J'ai compris que tu cherchais des hommes, et j'avoue avoir froncé les sourcils. Une femme capitaine pirate ? Quel drôle d'oiseau. Je me demandais d'ailleurs si ton cache-œil était juste là pour te créer une image, mais tu as répondu à ma question en montrant ton œil blessé à des imbéciles. J'hésitais à venir.

Malaury t'a rejointe, et à deux, surtout lui qui est grand, vous aviez déjà meilleure allure. D'autres ont fini par vous suivre. Je suis arrivé en dernier. Je me suis dit "pourquoi pas" après tout. Peut-être même que nous serions trop faibles et que je mourrais...

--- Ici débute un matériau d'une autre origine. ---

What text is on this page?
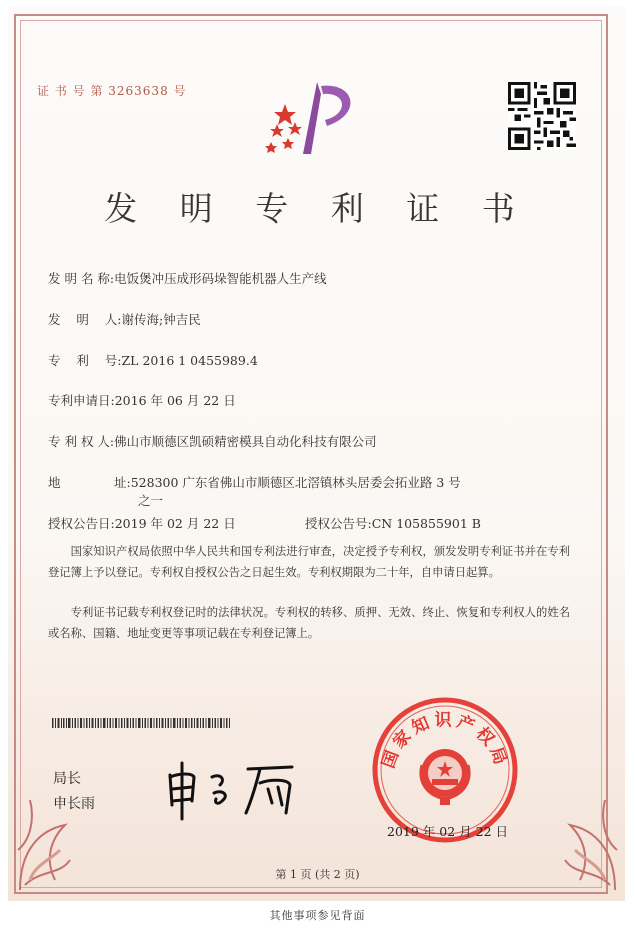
证 书 号 第 3263638 号
发 明 专 利 证 书
发 明 名 称:电饭煲冲压成形码垛智能机器人生产线
发    明    人:谢传海;钟吉民
专    利    号:ZL 2016 1 0455989.4
专利申请日:2016 年 06 月 22 日
专 利 权 人:佛山市顺德区凯硕精密模具自动化科技有限公司
地	址:528300 广东省佛山市顺德区北滘镇林头居委会拓业路 3 号
之一
授权公告日:2019 年 02 月 22 日	授权公告号:CN 105855901 B
国家知识产权局依照中华人民共和国专利法进行审查，决定授予专利权，颁发发明专利证书并在专利登记簿上予以登记。专利权自授权公告之日起生效。专利权期限为二十年，自申请日起算。
专利证书记载专利权登记时的法律状况。专利权的转移、质押、无效、终止、恢复和专利权人的姓名或名称、国籍、地址变更等事项记载在专利登记簿上。
局长
申长雨
国家知识产权局
2019 年 02 月 22 日
第 1 页 (共 2 页)
其他事项参见背面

Enfin, tu connais la suite. Tu as obtenu La Mora, tu es devenue capitaine. On a tissé des liens ensemble : personne ne se connaissait, ou presque. Le fait que l'on ne m'interroge pas sur mon passé, Neven, avec la bonne entente sur le navire... c'est ce qui m'a poussé à rester.

On s'est vite bien entendus tous les deux. J'étais doué en entourloupes – après mon passé de juge corrompu, facile – et ça t'amusait beaucoup. On a fait de vilains coups, j'ai aimé nos moments passés ensemble. À vrai dire, j'étais heureux de me sentir accepté en étant moi-même – si on ne compte pas le fait que je vous cachais mon passé. J'ai bien compris que tu avais tes secrets, et je les ai respectés aussi. J'ai aimé ton bon jugement et ton équitable partage de l'or – tu es bien plus juste en tant que pirate que je ne l'étais en tant que juge.

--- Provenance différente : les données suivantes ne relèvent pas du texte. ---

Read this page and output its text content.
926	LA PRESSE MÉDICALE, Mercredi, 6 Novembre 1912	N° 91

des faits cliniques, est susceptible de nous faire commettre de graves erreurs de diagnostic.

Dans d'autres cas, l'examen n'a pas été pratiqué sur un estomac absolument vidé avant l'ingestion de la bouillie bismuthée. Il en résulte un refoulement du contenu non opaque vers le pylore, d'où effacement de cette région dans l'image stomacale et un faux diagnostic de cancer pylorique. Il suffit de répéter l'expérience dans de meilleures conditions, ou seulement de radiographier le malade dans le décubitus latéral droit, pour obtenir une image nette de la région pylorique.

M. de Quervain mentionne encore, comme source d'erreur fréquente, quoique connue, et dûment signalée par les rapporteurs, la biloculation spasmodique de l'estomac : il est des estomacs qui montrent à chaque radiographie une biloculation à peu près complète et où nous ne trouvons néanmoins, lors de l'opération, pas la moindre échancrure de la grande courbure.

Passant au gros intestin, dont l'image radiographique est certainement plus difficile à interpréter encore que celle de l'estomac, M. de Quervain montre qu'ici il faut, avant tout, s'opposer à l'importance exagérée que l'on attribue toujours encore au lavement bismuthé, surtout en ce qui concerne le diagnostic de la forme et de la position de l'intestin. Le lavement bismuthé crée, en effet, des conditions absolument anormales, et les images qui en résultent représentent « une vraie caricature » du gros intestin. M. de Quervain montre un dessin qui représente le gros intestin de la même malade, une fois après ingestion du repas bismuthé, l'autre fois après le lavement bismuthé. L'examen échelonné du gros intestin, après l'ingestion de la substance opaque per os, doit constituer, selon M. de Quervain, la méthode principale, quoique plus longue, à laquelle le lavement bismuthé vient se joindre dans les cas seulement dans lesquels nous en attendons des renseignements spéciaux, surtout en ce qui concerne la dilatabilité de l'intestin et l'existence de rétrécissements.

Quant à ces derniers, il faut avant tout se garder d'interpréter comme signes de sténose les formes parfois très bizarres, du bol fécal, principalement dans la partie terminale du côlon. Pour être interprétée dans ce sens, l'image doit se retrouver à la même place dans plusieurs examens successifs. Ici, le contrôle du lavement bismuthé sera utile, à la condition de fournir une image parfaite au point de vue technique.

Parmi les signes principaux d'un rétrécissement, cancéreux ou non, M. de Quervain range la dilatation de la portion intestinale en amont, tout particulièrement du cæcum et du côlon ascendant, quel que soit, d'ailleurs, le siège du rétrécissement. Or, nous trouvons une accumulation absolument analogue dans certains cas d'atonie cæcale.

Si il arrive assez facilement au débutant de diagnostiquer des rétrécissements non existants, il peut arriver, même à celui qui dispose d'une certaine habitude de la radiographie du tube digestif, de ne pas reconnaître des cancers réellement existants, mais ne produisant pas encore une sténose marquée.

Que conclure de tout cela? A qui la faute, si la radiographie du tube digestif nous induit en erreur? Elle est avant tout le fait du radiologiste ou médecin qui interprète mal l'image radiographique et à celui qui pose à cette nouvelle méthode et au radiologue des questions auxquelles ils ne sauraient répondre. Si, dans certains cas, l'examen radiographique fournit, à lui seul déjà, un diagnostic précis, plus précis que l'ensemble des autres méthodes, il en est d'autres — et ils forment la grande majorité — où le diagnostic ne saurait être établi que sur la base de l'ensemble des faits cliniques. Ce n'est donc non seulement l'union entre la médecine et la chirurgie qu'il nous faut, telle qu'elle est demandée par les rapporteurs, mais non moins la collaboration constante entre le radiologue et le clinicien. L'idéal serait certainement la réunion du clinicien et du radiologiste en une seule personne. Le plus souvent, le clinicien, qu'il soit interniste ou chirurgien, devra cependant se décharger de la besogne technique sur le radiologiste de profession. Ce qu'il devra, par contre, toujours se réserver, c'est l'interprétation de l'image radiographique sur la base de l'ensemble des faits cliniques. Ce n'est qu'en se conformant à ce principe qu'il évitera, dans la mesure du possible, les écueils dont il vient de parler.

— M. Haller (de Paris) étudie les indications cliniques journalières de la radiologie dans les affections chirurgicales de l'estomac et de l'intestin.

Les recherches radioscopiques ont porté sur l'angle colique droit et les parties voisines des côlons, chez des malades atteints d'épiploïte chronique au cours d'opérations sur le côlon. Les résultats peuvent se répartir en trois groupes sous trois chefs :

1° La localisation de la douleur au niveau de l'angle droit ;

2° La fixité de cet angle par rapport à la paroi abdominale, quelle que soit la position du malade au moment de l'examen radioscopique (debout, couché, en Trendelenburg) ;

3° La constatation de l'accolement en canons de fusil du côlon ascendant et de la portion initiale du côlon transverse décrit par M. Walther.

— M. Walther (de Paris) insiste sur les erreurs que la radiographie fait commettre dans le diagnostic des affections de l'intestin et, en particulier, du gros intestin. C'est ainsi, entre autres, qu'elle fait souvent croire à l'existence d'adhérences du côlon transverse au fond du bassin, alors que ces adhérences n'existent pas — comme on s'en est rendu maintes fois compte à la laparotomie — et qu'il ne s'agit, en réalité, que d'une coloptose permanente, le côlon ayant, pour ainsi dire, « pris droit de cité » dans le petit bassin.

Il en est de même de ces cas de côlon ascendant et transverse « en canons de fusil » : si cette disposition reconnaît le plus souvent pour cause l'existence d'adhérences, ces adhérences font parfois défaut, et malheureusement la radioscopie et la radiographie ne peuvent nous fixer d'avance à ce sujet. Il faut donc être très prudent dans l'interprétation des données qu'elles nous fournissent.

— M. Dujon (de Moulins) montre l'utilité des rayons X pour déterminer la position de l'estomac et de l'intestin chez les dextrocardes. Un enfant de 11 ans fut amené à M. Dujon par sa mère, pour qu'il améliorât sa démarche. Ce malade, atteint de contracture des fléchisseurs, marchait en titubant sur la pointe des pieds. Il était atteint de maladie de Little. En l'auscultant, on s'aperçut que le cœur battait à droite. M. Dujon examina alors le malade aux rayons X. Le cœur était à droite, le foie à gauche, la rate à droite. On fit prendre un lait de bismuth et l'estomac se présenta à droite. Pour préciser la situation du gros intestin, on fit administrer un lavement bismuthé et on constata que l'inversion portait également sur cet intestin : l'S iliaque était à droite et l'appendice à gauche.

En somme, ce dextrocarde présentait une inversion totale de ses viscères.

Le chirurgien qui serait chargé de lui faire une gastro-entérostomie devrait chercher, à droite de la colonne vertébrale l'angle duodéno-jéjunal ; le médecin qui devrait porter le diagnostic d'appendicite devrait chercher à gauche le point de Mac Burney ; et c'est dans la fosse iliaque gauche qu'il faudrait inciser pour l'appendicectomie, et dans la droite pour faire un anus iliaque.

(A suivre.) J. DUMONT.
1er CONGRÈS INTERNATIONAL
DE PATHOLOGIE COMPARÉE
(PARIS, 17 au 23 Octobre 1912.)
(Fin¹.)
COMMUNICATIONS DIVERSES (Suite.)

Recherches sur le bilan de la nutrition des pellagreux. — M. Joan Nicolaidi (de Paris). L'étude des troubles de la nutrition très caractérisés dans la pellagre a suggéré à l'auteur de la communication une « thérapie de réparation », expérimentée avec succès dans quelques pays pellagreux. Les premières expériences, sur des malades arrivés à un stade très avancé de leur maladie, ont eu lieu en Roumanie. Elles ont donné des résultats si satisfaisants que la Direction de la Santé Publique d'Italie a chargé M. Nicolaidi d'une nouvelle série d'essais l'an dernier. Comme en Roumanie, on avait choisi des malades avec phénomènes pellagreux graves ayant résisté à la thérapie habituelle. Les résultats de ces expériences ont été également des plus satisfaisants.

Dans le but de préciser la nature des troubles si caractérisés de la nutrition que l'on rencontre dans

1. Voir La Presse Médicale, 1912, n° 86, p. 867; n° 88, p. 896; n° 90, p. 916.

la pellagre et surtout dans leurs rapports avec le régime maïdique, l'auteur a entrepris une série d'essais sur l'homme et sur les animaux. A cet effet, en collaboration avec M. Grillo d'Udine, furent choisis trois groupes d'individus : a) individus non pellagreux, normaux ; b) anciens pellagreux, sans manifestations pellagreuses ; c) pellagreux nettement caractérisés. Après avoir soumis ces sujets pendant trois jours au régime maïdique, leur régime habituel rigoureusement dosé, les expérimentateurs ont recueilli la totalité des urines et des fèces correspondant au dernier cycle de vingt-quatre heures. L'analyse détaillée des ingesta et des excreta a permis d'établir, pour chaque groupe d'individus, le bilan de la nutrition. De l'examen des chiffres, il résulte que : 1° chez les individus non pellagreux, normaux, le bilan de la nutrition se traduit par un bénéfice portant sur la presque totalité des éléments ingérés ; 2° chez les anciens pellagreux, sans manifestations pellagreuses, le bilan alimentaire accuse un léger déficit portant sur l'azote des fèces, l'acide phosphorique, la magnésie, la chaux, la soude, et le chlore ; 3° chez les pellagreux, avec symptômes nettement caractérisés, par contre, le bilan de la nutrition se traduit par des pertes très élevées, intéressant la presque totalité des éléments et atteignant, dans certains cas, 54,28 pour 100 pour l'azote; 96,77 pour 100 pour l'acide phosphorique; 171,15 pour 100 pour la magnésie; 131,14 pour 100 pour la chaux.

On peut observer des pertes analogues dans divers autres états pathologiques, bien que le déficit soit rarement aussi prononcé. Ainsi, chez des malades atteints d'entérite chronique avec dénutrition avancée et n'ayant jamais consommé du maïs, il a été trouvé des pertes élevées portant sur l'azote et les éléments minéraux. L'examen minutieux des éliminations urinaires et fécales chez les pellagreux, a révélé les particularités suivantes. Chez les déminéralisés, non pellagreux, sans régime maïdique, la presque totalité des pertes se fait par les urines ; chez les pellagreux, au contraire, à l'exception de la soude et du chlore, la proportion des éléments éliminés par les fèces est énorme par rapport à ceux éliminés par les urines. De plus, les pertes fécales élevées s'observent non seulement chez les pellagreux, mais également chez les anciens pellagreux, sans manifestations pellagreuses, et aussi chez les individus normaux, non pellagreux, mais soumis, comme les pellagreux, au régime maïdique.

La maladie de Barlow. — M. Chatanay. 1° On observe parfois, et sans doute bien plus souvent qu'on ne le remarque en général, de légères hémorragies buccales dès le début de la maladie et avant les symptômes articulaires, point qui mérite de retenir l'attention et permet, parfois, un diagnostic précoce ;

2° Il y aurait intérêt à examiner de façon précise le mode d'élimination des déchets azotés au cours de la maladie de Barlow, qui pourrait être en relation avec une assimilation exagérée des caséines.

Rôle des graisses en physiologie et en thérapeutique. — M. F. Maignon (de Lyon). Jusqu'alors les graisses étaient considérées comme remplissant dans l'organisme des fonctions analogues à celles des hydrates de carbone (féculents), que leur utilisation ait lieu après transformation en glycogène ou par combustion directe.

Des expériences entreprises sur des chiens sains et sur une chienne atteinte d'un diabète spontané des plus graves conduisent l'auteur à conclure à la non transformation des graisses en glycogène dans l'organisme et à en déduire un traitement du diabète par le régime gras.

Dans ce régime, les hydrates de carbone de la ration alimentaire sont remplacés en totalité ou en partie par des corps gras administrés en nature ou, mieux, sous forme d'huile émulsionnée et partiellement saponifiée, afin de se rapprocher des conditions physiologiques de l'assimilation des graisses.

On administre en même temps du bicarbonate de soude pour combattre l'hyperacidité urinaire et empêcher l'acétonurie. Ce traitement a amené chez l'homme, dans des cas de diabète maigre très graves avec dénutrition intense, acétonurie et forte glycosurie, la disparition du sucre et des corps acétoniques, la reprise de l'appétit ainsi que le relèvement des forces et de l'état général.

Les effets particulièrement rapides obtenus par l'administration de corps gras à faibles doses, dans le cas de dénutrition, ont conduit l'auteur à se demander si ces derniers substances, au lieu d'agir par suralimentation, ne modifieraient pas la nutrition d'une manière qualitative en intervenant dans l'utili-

Je pensais toujours à mon passé, bien sûr. J'ignorais comment me repentir. Je me disais que la vie me souriait étrangement : je méritais la mort, mais j'étais entouré de bons camarades avec qui m'enrichir. Je faisais toujours du mal aussi, c'est vrai. Un pirate n'est pas une bonne personne. J'en ai tué de ma main, des hommes. J'ai menti, j'ai volé. Mais ce n'était plus pour mon propre intérêt, c'était pour vous, pour nous. Pas pour moi. Alors ça me confortait un petit peu parmi tout le mal que je faisais.

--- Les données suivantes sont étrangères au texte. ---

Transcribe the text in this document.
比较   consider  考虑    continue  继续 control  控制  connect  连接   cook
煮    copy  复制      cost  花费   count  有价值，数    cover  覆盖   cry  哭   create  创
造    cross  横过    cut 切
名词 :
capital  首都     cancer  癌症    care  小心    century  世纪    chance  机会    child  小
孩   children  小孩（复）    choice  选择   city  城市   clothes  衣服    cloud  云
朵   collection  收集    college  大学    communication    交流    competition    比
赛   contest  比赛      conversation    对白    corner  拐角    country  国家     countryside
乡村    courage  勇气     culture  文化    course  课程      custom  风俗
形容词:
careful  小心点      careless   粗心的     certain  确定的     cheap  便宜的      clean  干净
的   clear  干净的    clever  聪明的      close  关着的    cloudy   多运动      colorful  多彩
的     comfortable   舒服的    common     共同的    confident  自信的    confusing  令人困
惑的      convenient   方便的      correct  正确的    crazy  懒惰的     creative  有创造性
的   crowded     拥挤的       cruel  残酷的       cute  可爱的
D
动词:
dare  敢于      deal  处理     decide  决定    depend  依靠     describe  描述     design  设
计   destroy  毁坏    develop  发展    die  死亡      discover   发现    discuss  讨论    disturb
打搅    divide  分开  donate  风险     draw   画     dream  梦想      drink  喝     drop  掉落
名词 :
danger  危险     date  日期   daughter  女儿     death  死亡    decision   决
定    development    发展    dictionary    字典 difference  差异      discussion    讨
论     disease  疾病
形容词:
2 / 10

Il y a eu ce jour où tu m'as nommé capitaine. Quelle surprise ! C'était au second de prendre un navire... j'ai supposé que tu tenais trop à lui pour l'avoir loin de toi – je me posais déjà quelques questions, à l'époque. Mais c'était tout de même en moi que tu avais le plus confiance parmi le reste des hommes, et je t'en remercie. J'ai décidé de me montrer à la hauteur de l'estime que tu avais de moi.

Tes efforts ont payé, tu es montée en puissance comme jamais. Certains auraient pu prendre la grosse tête, mais tu es restée fidèle à toi-même, et toujours ma chère amie. Tu t'es même confiée à moi concernant ta sœur. J'ai lu la détresse dans ton regard quand tu m'en as parlé, toi qui ne laisses jamais rien paraître, alors j'ai compris que je devais tout faire pour t'aider à la retrouver. Je suis heureux que vous soyez enfin réunies.

Sinon, je suis content pour Malaury et toi. Ça faisait un bout de temps qu'il te tournait autour, tu n'avais l'air de rien remarquer...

Et puis, j'ai compris pourquoi tu ne buvais plus. Enfin, je crois. Si c'est bien ce à quoi je pense, toutes mes félicitations. J'espère que tu lui parleras de moi et lui raconteras de belles histoires. Tonton Célestin, ce serait pas mal, non ? Ou le capitaine Arguy, le Lièvre des Mers et plus grand arnaqueur de l'Archipel de Manéran ! Qu'est-ce que tu en dis ?

Je ne sais pas exactement comment terminer cette lettre. Je t'avoue me sentir faible. Je crois que j'ai peur de mourir, maintenant. Je me sens insignifiant et fragile, aux portes de la mort. Dire que je souhaitais ça un jour, je ne me rendais pas compte... enfin, à l'époque, je n'avais pas une bonne camarade de beuverie à mes côtés, ni un équipage loyal. Je n'étais rien d'autre qu'un homme tourmenté.

Je pense avoir fait le tour de ce qui me tenait à cœur. J'espère que tu réussiras à atteindre tes objectifs, quels qu'ils soient. Surtout, je te souhaite le plus grand des bonheurs, Neven. J'espère également te revoir pour lever une pinte de rhum d'ici neuf mois, ensemble ! Sinon, je compte sur toi pour en lever une deuxième pour moi – ce n'est pas comme si tu n'en étais pas capable !


Ton fidèle camarade de vol de pommes,

Et de purificateur des personnes imprégnées par la malédiction de la Tourterelle grise,

Ainsi que ton cher ami,

Je t'aime,

Célestin Arguy


PS : S'il te plaît, dans le pire des cas, ne pleure pas trop pour moi. Souris, comme tu sais si bien le faire.